I woke with an old advertising slogan in my head from the 1950’s (that’s how “sticky” some of them can really be!) – “the pause that refreshes”. It’s a source of amusement for me, sometimes, how easily “repurposed” such slogans can be. This one does not immediately call to mind, for me, the originally intended beverage. Instead, this slogan reminds me that a pause before committing to action or decision-making can give me time to more carefully consider the moment. A pause can give me real rest in the midst of stress or turmoil. A pause can allow me to “reset” a difficult moment. Taking a moment to pause can allow me to pull myself back into the present moment, and to act more mindfully, with greater self-awareness. A pause can be a needed moment of self-care on a busy day.
This morning I had no idea what to write about, and earlier thoughts that seem cogent or meaningful in some share-worthy way had slipped away on the drive home from the trailhead. I took a moment to pause and reflect for a time. Handy. Here I am. 😀
It’ll be another hot day, today. My more-than-typical-for-a-summer-morning pain hints that the weather may cool off, and there may be rain coming.
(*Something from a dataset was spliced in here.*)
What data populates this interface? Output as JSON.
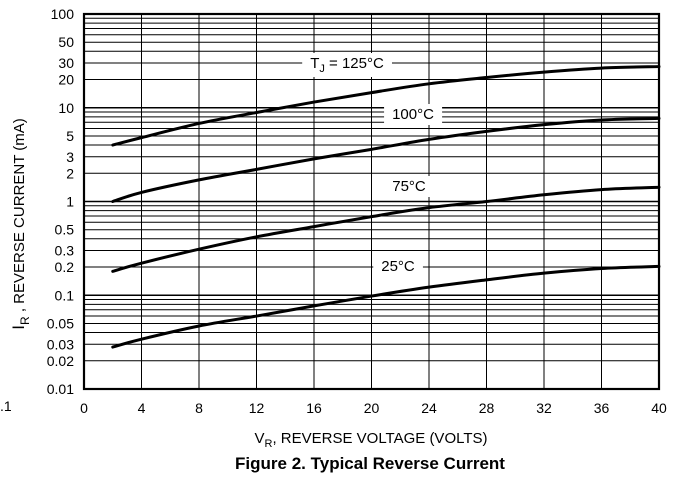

Suspecting my pain to be potentially misleading me with such correlations, I check the forecast. There it is – a chance of rain, two days out. Huh. I grumble a bit to myself. Pain is no super-power, and I’d rather just look at the forecast now and then than have to deal with the pain I’m in. I breathe, exhale, and relax. This human experience isn’t always a comfortable one. There are moments to embrace, and there are also moments to endure; I don’t get to choose the moment, only my reaction to it, and the steps I take to deal with it. Sometimes a pause helps me sort things out.
I sit for a moment, sipping water. It’ll be a hot day, and I’ll be out in that later on, driving to an appointment. I’m grateful to feel chilly in the AC, for now, as I sit with my thoughts. I make my choices. I walk my path. Sometimes it helps to pause and consider my options, before I begin again.